Duh,” I can already hear some people saying, “ Of course I’m not Derrick Rose. I’m ***insert random name that’s not “Derrick Rose”***” To your credit, you might very well be aware you’re not Derrick Rose. If you are, I’m not writing this about you. (But, you’re still free to read.) Instead, I’m addressing the people — the internet people, the barbershop people, the writer people, the “people in your family” people — who seem to believe they are Derrick Rose. I believe they believe they are Derrick Rose because of how convinced they are of exact what Derrick Rose — the real life Derrick Rose — is thinking and what he should do with his body.

To you people who believe they are Derrick Rose, despite how many tickets you buy, message boards you join, jerseys you rock, posters you hang, and cable packages you subscribe to, Derrick Rose’s body does not belong to you. It belongs to Derrick Rose. It belonged to Derrick Rose when he spent tens of thousands of hours on various basketball courts in Chicago, perfecting off-hand finishes and in-and-out crossovers — years before you’d start to believe Derrick Rose’s body belonged to you. And, while you might have thought it belonged to you when he became a high school star and then a college star and then an NBA MVP, it sure as hell didn’t belong to you when he tore his ACL, did the year’s worth of grueling rehab, came back, tore his meniscus, and did the year’s worth of grueling rehab necessary to recover fully from that.

And, since you are not really Derrick Rose, you don’t know what if feels like to have a body you’ve spent decades strengthening and testing and fine-tuning — a body your livelihood and the livelihoods of everyone close to you depends on to eat — break down on you. You don’t know how it feels to be erased of two years of your athletic prime while many of the peers you worked so hard to be superior to have caught (and even surpassed) you. You don’t know how it feels to deal with the juxtaposition of knowing you’re fully recovered physically but still not quite there mentally. You don’t know how it feels to consider the irony that the twists, turns, torques, and explosions synonymous with your name contributed to your injuries. And you definitely don’t know how it feels to do everything you can to return to being the Derrick Rose people like you want to be, only to read and listen to people like you doubt Derrick Rose still wants to be Derrick Rose.
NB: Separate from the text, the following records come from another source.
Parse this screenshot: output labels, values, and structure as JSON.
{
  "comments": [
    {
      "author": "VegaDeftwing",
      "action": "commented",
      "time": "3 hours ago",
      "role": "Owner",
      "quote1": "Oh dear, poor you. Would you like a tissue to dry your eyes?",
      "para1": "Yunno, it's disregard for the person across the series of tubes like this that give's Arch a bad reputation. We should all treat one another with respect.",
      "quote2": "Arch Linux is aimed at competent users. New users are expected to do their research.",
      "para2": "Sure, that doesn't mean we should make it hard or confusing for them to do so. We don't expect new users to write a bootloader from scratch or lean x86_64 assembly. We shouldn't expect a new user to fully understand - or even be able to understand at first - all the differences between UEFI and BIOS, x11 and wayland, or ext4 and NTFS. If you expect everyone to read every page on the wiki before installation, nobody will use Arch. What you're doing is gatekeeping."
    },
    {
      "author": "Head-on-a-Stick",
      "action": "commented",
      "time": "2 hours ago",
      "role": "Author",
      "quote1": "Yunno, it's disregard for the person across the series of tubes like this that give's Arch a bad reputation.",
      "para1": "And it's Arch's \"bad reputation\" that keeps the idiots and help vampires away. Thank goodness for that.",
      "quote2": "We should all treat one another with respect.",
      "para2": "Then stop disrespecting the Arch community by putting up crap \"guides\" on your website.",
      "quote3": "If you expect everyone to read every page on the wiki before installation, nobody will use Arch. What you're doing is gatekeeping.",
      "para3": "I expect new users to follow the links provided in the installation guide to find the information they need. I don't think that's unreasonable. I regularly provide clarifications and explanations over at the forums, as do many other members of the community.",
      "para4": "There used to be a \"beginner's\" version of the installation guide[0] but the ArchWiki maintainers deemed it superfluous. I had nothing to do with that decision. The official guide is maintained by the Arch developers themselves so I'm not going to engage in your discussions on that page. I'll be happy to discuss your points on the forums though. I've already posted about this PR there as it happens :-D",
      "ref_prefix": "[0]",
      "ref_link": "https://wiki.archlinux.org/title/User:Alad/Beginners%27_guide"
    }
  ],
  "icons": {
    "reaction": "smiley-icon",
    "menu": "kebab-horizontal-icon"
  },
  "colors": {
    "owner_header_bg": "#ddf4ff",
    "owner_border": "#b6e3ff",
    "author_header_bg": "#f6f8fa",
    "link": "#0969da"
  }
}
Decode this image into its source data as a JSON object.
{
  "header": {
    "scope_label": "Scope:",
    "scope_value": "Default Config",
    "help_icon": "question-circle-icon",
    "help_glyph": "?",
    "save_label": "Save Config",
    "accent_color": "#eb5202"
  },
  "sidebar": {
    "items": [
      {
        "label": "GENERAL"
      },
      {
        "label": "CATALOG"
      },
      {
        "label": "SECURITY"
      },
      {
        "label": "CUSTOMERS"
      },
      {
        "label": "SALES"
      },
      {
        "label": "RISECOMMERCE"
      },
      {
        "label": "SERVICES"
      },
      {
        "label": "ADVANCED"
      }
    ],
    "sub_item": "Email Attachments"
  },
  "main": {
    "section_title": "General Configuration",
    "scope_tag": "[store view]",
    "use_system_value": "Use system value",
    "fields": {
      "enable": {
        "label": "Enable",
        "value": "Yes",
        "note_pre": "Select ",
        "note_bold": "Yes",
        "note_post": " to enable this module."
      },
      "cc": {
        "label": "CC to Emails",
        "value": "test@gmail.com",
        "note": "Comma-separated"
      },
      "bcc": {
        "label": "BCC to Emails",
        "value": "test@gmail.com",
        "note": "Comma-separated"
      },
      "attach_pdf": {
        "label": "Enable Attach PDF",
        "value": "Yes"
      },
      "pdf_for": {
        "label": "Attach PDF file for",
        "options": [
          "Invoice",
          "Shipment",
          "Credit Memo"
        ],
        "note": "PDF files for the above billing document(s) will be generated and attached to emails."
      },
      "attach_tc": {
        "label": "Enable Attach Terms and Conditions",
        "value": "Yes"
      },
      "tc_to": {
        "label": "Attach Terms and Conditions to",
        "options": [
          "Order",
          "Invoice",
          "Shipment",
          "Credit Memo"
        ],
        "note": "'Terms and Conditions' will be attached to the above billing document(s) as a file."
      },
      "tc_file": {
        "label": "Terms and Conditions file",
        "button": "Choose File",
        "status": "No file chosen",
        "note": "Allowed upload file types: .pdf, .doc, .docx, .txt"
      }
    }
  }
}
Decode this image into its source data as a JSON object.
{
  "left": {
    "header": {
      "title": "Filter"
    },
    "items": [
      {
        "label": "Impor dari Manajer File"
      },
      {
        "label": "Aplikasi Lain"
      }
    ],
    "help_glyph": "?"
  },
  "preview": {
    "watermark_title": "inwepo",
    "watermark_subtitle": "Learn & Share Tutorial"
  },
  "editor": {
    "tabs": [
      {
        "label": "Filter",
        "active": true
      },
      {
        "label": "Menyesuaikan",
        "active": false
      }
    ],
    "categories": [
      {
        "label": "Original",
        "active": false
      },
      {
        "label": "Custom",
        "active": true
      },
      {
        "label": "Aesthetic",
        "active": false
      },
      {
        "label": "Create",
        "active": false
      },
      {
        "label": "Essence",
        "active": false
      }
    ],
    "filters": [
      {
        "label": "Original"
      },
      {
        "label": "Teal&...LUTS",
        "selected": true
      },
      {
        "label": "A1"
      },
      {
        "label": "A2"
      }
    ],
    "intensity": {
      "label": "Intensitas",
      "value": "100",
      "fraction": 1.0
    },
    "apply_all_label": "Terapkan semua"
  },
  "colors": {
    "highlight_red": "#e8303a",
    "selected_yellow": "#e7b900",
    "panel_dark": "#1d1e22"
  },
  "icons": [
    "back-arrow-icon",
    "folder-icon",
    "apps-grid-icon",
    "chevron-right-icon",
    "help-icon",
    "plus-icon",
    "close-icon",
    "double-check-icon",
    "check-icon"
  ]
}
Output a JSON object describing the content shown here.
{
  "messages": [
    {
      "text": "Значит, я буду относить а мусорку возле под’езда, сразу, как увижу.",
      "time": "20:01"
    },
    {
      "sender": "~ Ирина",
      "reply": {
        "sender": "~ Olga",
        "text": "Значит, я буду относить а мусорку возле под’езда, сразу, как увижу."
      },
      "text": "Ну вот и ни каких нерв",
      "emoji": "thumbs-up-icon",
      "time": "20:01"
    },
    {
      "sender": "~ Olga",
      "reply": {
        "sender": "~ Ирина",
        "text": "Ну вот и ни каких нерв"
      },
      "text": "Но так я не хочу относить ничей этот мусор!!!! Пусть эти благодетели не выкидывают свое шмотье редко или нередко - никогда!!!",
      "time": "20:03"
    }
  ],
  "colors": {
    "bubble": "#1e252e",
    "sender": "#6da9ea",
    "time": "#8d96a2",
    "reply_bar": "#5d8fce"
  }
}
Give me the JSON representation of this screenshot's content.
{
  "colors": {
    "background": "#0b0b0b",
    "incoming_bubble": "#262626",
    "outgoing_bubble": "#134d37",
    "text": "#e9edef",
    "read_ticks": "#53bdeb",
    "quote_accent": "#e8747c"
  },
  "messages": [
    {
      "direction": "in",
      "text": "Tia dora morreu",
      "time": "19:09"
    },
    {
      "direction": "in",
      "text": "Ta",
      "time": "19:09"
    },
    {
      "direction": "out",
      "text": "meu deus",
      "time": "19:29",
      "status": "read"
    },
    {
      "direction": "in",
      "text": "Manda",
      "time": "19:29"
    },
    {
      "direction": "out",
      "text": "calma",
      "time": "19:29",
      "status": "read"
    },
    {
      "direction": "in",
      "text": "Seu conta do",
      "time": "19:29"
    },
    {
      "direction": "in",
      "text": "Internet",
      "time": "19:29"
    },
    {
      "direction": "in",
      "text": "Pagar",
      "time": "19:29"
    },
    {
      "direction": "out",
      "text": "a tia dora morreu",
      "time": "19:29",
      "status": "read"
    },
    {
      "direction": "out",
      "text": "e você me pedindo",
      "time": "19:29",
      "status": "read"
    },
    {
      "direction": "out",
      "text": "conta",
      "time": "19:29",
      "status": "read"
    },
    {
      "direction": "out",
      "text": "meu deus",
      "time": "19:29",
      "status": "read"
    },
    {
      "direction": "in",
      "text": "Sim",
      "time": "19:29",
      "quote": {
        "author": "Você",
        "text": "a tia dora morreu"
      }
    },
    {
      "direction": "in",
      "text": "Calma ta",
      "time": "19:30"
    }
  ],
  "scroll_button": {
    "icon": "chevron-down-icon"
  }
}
And that’s the thing. Disparaging someone’s pain tolerance doesn’t make you any tougher than the person actually experiencing the pain. Questioning someone’s will doesn’t give you more willpower than the person whose will is being tested. Dismissing someone’s very human doubts and concerns doesn’t make you a better human than the person exhibiting their humanity. Insulting someone’s intelligence doesn’t make you smarter than the person speaking. And, pretending to be Derrick Rose does not make you a better Derrick Rose than Derrick Rose is. It just makes you a worse you.